The nostalgia that curry powder embodied for the British was neither neutral nor benign. Rather, such nostalgia allowed British imperialists to explicitly domesticate the broader empire.

Critically, Madras curry powder has a life of its own in former British colonies. Curry powder was likely brought to the Caribbean with Indian indentured laborers as an easy means to garner a taste of home. But now, in places like Guyana, curry has become a national dish.  This national dish often utilizes Madras curry powder. As food writer Gaitri Pagrach Chandra, who grew up in Guyana, notes, “Madras curry powder became the standard spice [in Guyana] because it was thought to be very hot and spicy — though that doesn’t actually stop people from adding fresh chilis to their curries.” In addition to this spiciness, the moniker of Madras connected communities to a sense of home: Ray argues that in Indian diasporic communities, the “Madras” in Madras curry powder can stand in for a whole coastline, subcontinent, or even continent. 
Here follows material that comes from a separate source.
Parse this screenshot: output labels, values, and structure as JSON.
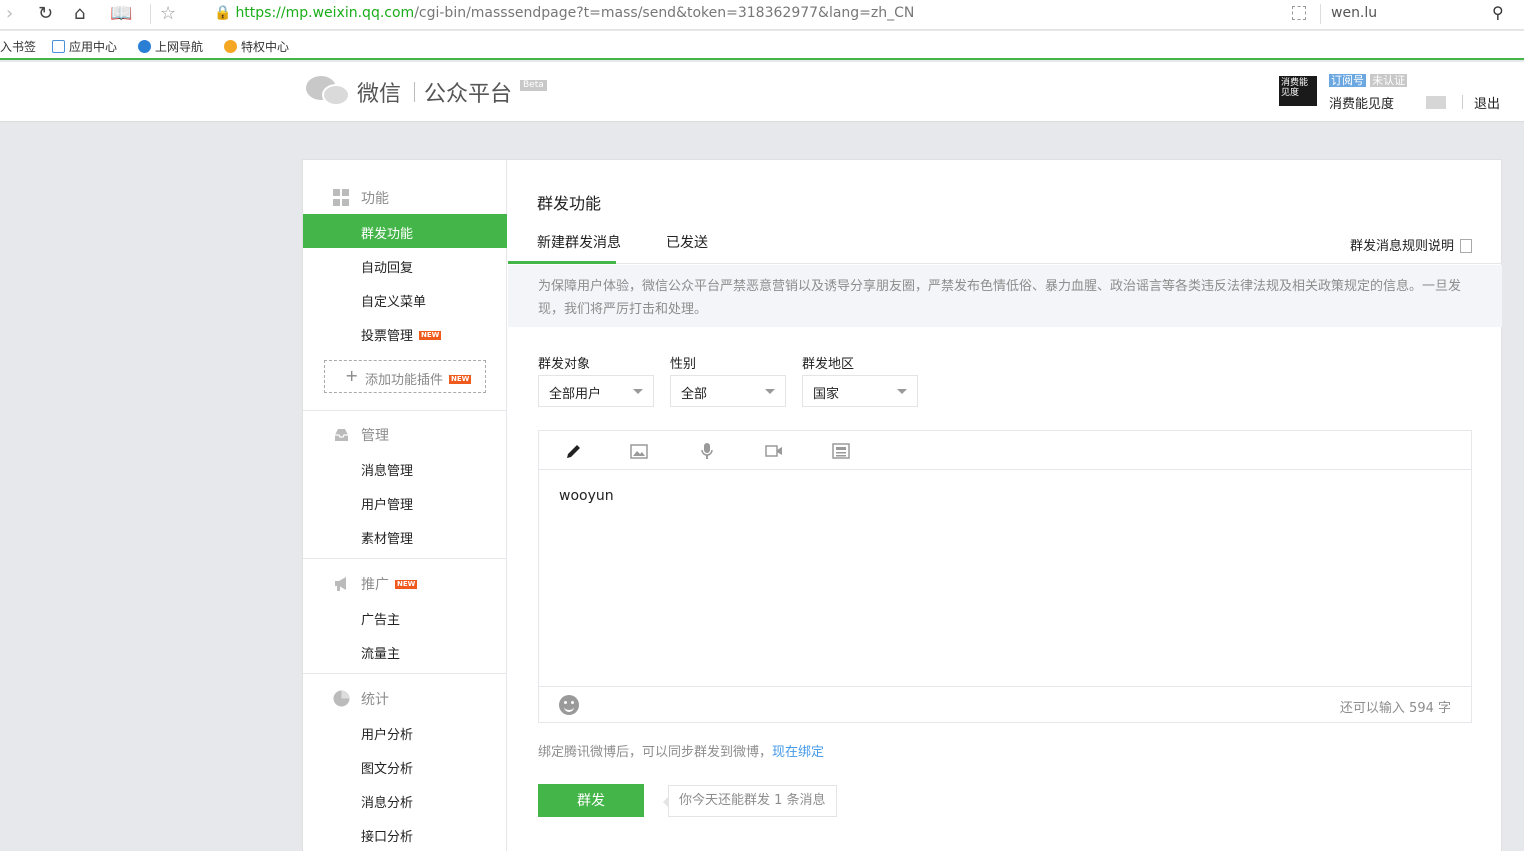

Whereas imperial nostalgia led to the standardization of curry powder, diasporic nostalgia has led to larger creativity in usages of curry powder and definitions of Indian cuisine. Pagrach Chandra details how Madras curry powder is employed with the additions of garam masala, fresh chilies, and other spices in Guyanese cooking. Such food, she writes in a book chapter on Indo-Guyanese cooking, “spawned from subsistence cooking, later enriched by hazy memories, limited by the initial paucity of ingredients, symbolizes our entire background and continues to function as a major component of Indo-Guyanese identity.” Curry powder, it seems, has emerged from its homogenized origins to create something playful and locally rooted yet still globally connected. 

“Can curry powder ever be saved? Can it ever go home?” asked philosopher Lisa Heldke. It has been almost 50 years since Jaffrey exhorted her readers to put down the curry powder jar, and almost 20 years since Heldke first posed this question. Now, perhaps the important question is not whether Madras curry powder can go home, but rather, where its homes even are. The long history of Madras curry powder and its present-day innovations suggests that it has a different meaning — and a different home — from Georgetown to Jodhpur, from Durban to Devon to Delhi.